My stepson and his girlfriend got back together. They got married. Had a child. I'm sure the cats are well taken care of but we still miss them. Seeing them once in awhile isn't the same thing as having them in your house 24/7. It's like losing custody of your children.


----------



## Heather72754 (Nov 1, 2013)

Sorry you lost the girls Bill, I can tell you love them a lot. I had a similar situation happen to me years ago, but it was with a dog and the outcome wasn't as good - a champion show dog, a Doberman named Crystal. I did mention it in another thread on here somewhere, but anyway her owner was out of the country for 8 months and asked me to take her until she got back. That dog was the biggest baby in the world and bonded to me something fierce, she even slept with me under the covers at night. 

When I had to return her, it was clear that she clung to me and didn't want to go to her owner so I asked to buy her for whatever price she asked, but was turned down. Unfortunately, the owner did not love her and only valued her for her exploits in the show ring - sadly she was just a possession.

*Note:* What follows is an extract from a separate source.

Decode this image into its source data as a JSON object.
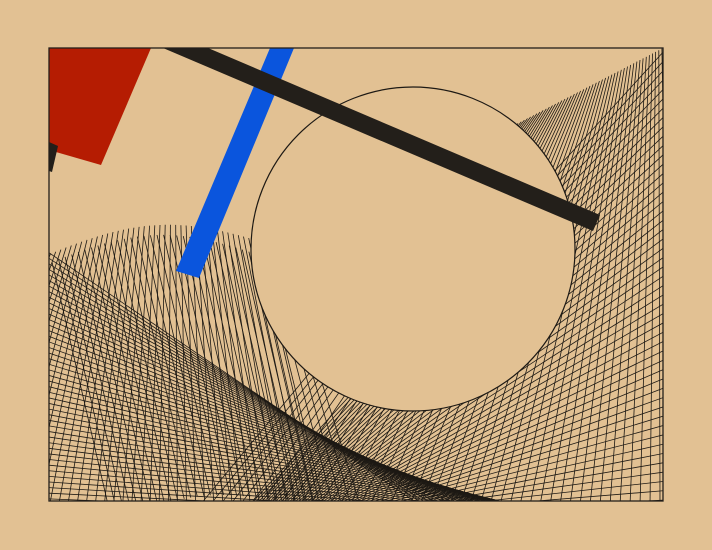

The dog jumped an almost impossibly high fence shortly after I left and was hit by a car and killed. The owner thought it was strange because she never was a jumper, but I have always felt that she was trying to find me. It broke my heart.


----------



## Bill the Cat Guy (Dec 25, 2013)

That's sad. I can't imagine taking a pet back when it loves its new caregiver and vice versa.


----------